Рябов любит русское слово, как любит хороший мастер свой инструмент. Рябов чувствует красоту, силу, меткость русского слова, его пластичность, богатство его смысловых оттенков. Думается, что только публицистический дар помешал ему стать писателем-художником. Для искусства гранильщика слов у него нет терпения. Он не может усидчиво нанизывать самоцветное слово на слово и художественный образ на образ. Сатирическое обличие не располагает к беллетристической созерцательности, и Рябов щедро бросает яркие слова в оперативную публицистическую прозу. Ему иногда трудно расстаться с ними, художественная сторона берет перевес в его литературной душе, и он потом искренне сокрушается, когда редактор по долгу литературного контроля проходит рубанком по словесной цветистости, нарушающей скупой и строгий стиль газетного жанра.

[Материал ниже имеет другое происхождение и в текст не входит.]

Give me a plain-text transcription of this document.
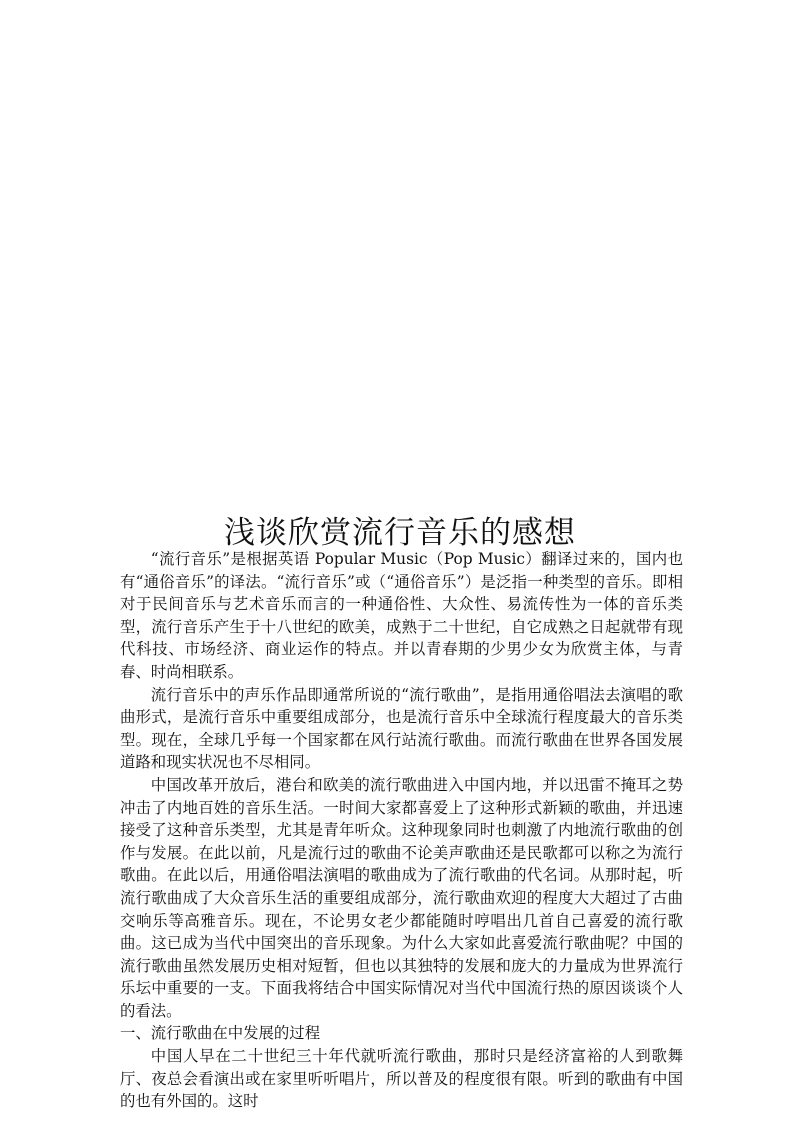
浅谈欣赏流行音乐的感想

“流行音乐”是根据英语 Popular Music（Pop Music）翻译过来的，国内也有“通俗音乐”的译法。“流行音乐”或（“通俗音乐”）是泛指一种类型的音乐。即相对于民间音乐与艺术音乐而言的一种通俗性、大众性、易流传性为一体的音乐类型，流行音乐产生于十八世纪的欧美，成熟于二十世纪，自它成熟之日起就带有现代科技、市场经济、商业运作的特点。并以青春期的少男少女为欣赏主体，与青春、时尚相联系。

流行音乐中的声乐作品即通常所说的“流行歌曲”，是指用通俗唱法去演唱的歌曲形式，是流行音乐中重要组成部分，也是流行音乐中全球流行程度最大的音乐类型。现在，全球几乎每一个国家都在风行站流行歌曲。而流行歌曲在世界各国发展道路和现实状况也不尽相同。

中国改革开放后，港台和欧美的流行歌曲进入中国内地，并以迅雷不掩耳之势冲击了内地百姓的音乐生活。一时间大家都喜爱上了这种形式新颖的歌曲，并迅速接受了这种音乐类型，尤其是青年听众。这种现象同时也刺激了内地流行歌曲的创作与发展。在此以前，凡是流行过的歌曲不论美声歌曲还是民歌都可以称之为流行歌曲。在此以后，用通俗唱法演唱的歌曲成为了流行歌曲的代名词。从那时起，听流行歌曲成了大众音乐生活的重要组成部分，流行歌曲欢迎的程度大大超过了古曲交响乐等高雅音乐。现在，不论男女老少都能随时哼唱出几首自己喜爱的流行歌曲。这已成为当代中国突出的音乐现象。为什么大家如此喜爱流行歌曲呢？中国的流行歌曲虽然发展历史相对短暂，但也以其独特的发展和庞大的力量成为世界流行乐坛中重要的一支。下面我将结合中国实际情况对当代中国流行热的原因谈谈个人的看法。

一、流行歌曲在中发展的过程

中国人早在二十世纪三十年代就听流行歌曲，那时只是经济富裕的人到歌舞厅、夜总会看演出或在家里听听唱片，所以普及的程度很有限。听到的歌曲有中国的也有外国的。这时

Фельетонист и памфлетист, чуткий к советскому, новому очеркист, Рябов и мастер русского литературного пейзажа. Артисты эстрады не случайно подхватили и включили в свой репертуар его очерк «Бородино». Начало написано поэтом, влюбленным в красоту русской осени; поэта сменяет историк публицист, под пером которого в сильных образах оживают хорошо изученные страницы героической русской старины; и это подступы к страстному памфлету патриота-большевика, летописца славы советского оружия.

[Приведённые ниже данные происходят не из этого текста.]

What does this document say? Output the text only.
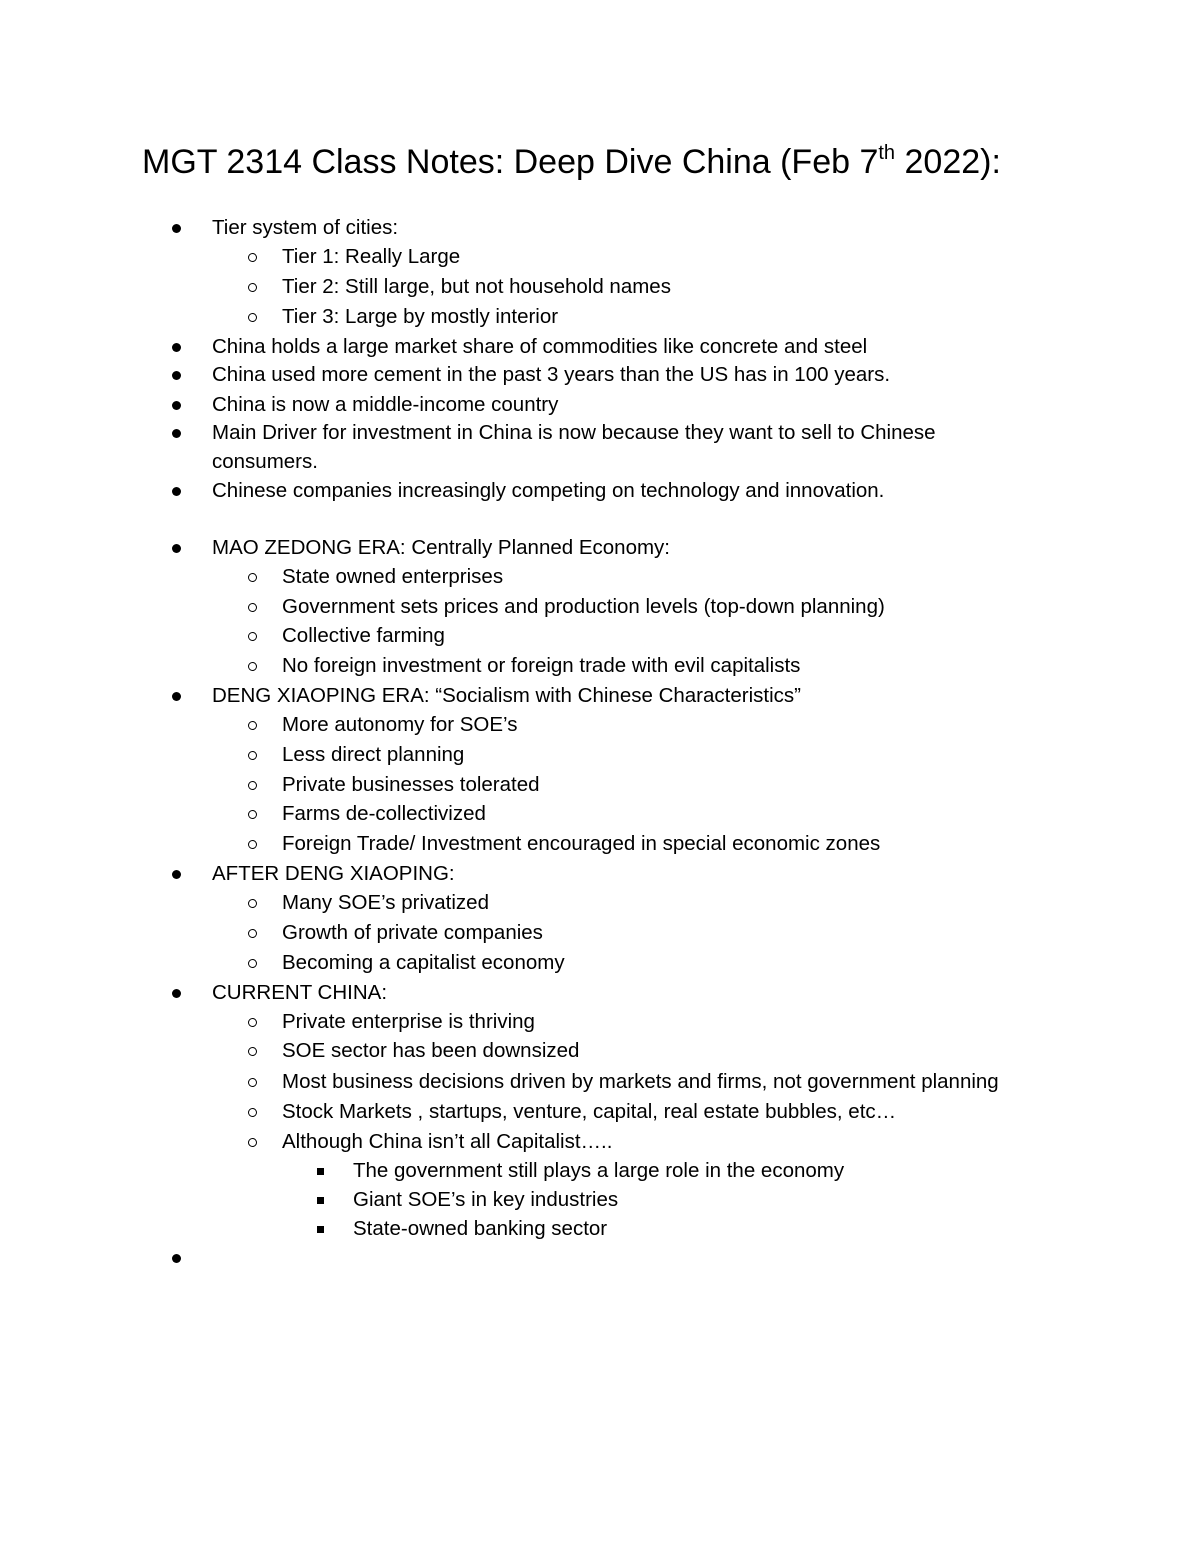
MGT 2314 Class Notes: Deep Dive China (Feb 7th 2022):
Tier system of cities:
Tier 1: Really Large
Tier 2: Still large, but not household names
Tier 3: Large by mostly interior
China holds a large market share of commodities like concrete and steel
China used more cement in the past 3 years than the US has in 100 years.
China is now a middle-income country
Main Driver for investment in China is now because they want to sell to Chinese
consumers.
Chinese companies increasingly competing on technology and innovation.
MAO ZEDONG ERA: Centrally Planned Economy:
State owned enterprises
Government sets prices and production levels (top-down planning)
Collective farming
No foreign investment or foreign trade with evil capitalists
DENG XIAOPING ERA: “Socialism with Chinese Characteristics”
More autonomy for SOE’s
Less direct planning
Private businesses tolerated
Farms de-collectivized
Foreign Trade/ Investment encouraged in special economic zones
AFTER DENG XIAOPING:
Many SOE’s privatized
Growth of private companies
Becoming a capitalist economy
CURRENT CHINA:
Private enterprise is thriving
SOE sector has been downsized
Most business decisions driven by markets and firms, not government planning
Stock Markets , startups, venture, capital, real estate bubbles, etc…
Although China isn’t all Capitalist…..
The government still plays a large role in the economy
Giant SOE’s in key industries
State-owned banking sector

Рябов — журналист молодого, неостывшего комсомольского пыла, веселый и остроумный, а вместе с тем всегда вдумчивый, пытливый. Многочисленные читатели почитатели были бы потрясены видом его обширной лысины. В их воображении он, наверно, обладатель буйного вихра, не поддающегося обработке. Нашему милому Ване Рябову мы желаем еще много-много лет такой литературной молодости.
КУКРЫНИКСЫ
АВТОШАРЖ
Кукрыниксам в литературе предшествуют Атопорарамис. Это имя может показаться незнакомым. В действительности его хорошо знают. Живи Дюма в наше время, он сократил бы на одну треть свой роман. Ему приходилось все время писать: Атос, Портос, Арамис. Это Куприянон, Крылов, Соколов сэкономили на своем десятилетнем веку в «Правде» тонну металла и краски.
Мировая литература о природе троичности чрезвычайно богата. Мы не станем дополнять ее изысканиями о внутреннем соотношении элементов в Кукрыниксах. Мы не знаем, кто здесь папа, кто мама, а кто душа замечательного художественного явления. Скажем лишь, что Кукрыниксы — это не просто Соколов плюс Куприянов плюс Крылов. Это — некое органическое образование, которое нельзя увеличить простым приплюсованием или даже сложным примаршакированием. Д'Артаньян, как известно, так и остался другом трех мушкетеров, не войдя в троицу.